Giorgi describes his youth as a wonderful period in his life. His family lived close to the beach and his mother was originally from Okhumi, where Giorgi spent much of his childhood. Mountains, rivers, waterfalls and bears – they were all in his back garden.
Then, in 1992, disaster struck in the guise of war, and the people of Abkhazia faced the constant threat of bombardment. Fortunately, the Shengelia family managed to flee from this state of fear and chaos in a small aircraft that took them to the country’s capital Tbilisi. They left the war behind them, but also their home and livelihoods and they were now refugees in their own country. Light and warmth were limited to two hours a day and Giorgi and his father sold small, realistic paintings of old Tbilisi, generating barely enough income to get by.
Aged just 17, Giorgi passed all the enrolment tests and got admitted to Tbilisi’s State Academy of Arts to become its youngest student. At Art College in Suhkumi, Giorgi had always painted realistically and his primary focus was on gaining knowledge and mastering techniques and styles. At the Academy, however, he was for the first time free to experiment in his work. His painting became increasingly abstract and its dominating theme, ‘reincarnation in new environments’, one that still plays a big role in his work today.
His paintings from this period are small; Giorgi shared a modest studio with his father and there simply wasn’t space for larger canvasses. But he tried all kinds of different things and often scavenged paint and wooden panels from waste out on the streets to transform them into works of art.
In 1993, Giorgi came into contact with revolutionary art movements that promoted ‘Western’ art in Georgia. He found connection with their ideas and ideals and made many friends among progressive Tbilisi artists. Under their influence, Giorgi became bolder in his work and learned that a touch of arrogance is not necessarily a bad thing.

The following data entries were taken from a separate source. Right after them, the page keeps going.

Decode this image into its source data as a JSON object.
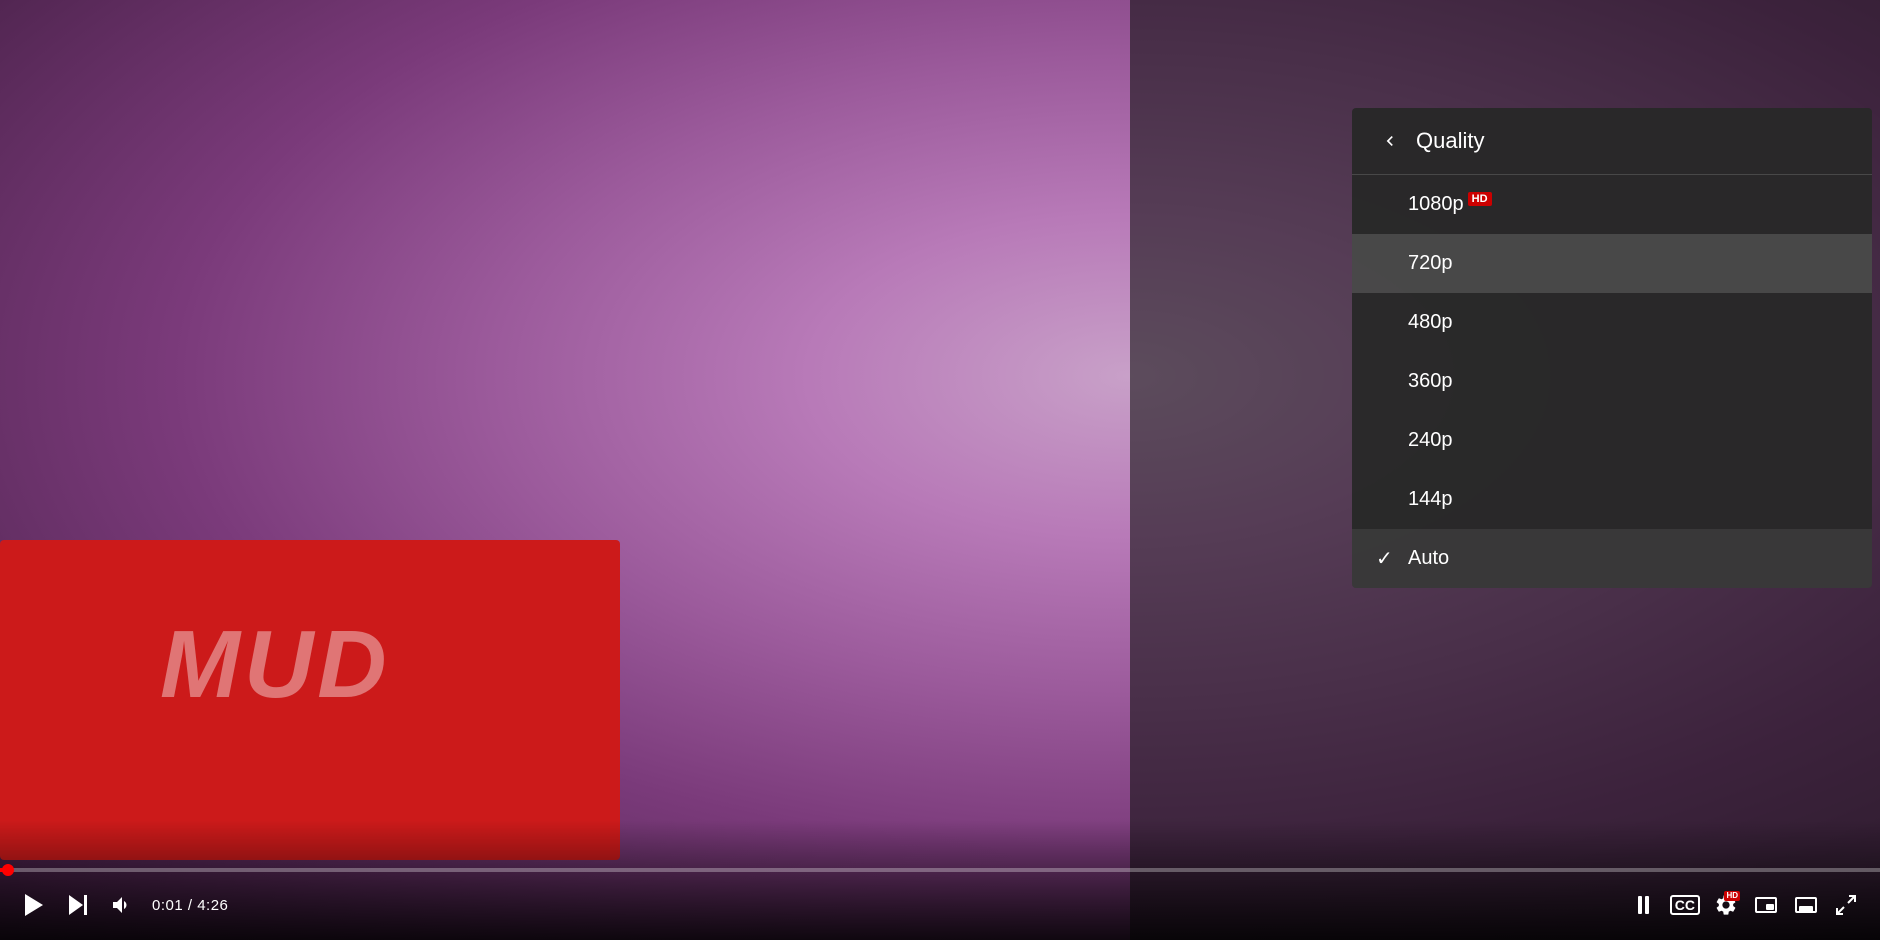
{
  "video": {
    "bg_color_from": "#c8a0c8",
    "bg_color_to": "#3a1a3a"
  },
  "controls": {
    "play_button_label": "▶",
    "next_button_label": "⏭",
    "volume_button_label": "🔊",
    "time_current": "0:01",
    "time_total": "4:26",
    "time_separator": "/",
    "time_display": "0:01 / 4:26",
    "cc_label": "CC",
    "settings_label": "⚙",
    "miniplayer_label": "⧉",
    "theater_label": "▬",
    "fullscreen_label": "⛶"
  },
  "quality_menu": {
    "back_label": "‹",
    "title": "Quality",
    "options": [
      {
        "id": "1080p",
        "label": "1080p",
        "badge": "HD",
        "selected": false,
        "highlighted": false
      },
      {
        "id": "720p",
        "label": "720p",
        "badge": null,
        "selected": false,
        "highlighted": true
      },
      {
        "id": "480p",
        "label": "480p",
        "badge": null,
        "selected": false,
        "highlighted": false
      },
      {
        "id": "360p",
        "label": "360p",
        "badge": null,
        "selected": false,
        "highlighted": false
      },
      {
        "id": "240p",
        "label": "240p",
        "badge": null,
        "selected": false,
        "highlighted": false
      },
      {
        "id": "144p",
        "label": "144p",
        "badge": null,
        "selected": false,
        "highlighted": false
      },
      {
        "id": "auto",
        "label": "Auto",
        "badge": null,
        "selected": true,
        "highlighted": false
      }
    ]
  },
  "mud_text": "MUD",
  "progress_percent": 0.4
}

During his studies at the State Academy of Art, Giorgi investigated various artistic disciplines. In addition to an art academy, Tbilisi also boasts the Shota Rustaveli Theatre and Film Georgia State University and being a student in the city already, he was free to do courses at this institution, too, where he worked on various theatre productions and took classes to broaden his horizons and garner inspiration for the future.
Upon completing his studies, Giorgi went to live for a while in a monastery in order to discover for himself without outside influences what he really wanted from art. Coming to the conclusion that he was ambitious, adventurous and wanted to develop his artistry abroad, he set about creating opportunities to leave Georgia. After corresponding with various galleries across Europe, his wish was granted when he received an invitation to exhibit at a gallery in Amsterdam. Giorgi packed his things together, put a selection of canvasses into the back of a van and headed to the Netherlands.
Through local galleries, Giorgi steadily built up a network in the Dutch art world, receiving favourable criticism and further invitations to exhibit. In 2003, Giorgi was offered a place to live in the artists’ village of Bergen and he soon found himself in a totally new environment once again. This green oasis behind the dunes is where Giorgi now applies pigment to canvass, incorporating his feelings and emotions for his surroundings – the sea, the woods, the dunescapes – but also aeroplanes, his symbol for saving lives, and wheels, which stand for travel and not yet having a home. In Bergen, Giorgi’s work became semi-figurative/abstract.
Bergen’s 2006 Kunst10daagse art fair heralded Giorgi’s first major breakthrough: he sold 26 of the 30 works he exhibited and met a number of more established artists who would go on to help him, both in his personal development as an artist and with broader acclaim and recognition in the art world.
In Bergen, the safe haven behind the dunes of the North Sea coast, Giorgi now creates paintings and mixed media, but also installations, sculptures and photographs. The diversity of subjects and themes he expresses in his work knows no bounds: nature, the city, landscapes, daily life, food, people… As a visual artist, Giorgi is fascinated by the tensions and clashes between reality and the artificial, the perceptible and the elusive, the past and the present.
The delicate, vulnerable and emotional paintings produced by Giorgi Shengelia vary from abstract to figurative, with wild strokes or great precision, on canvass, paper or wood, and come in all sizes. His expressive sculptures and objects are fashioned from junk and scrap metal.
Creating art and celebrating life in freedom, that’s the motto for Giorgi, now and in the future.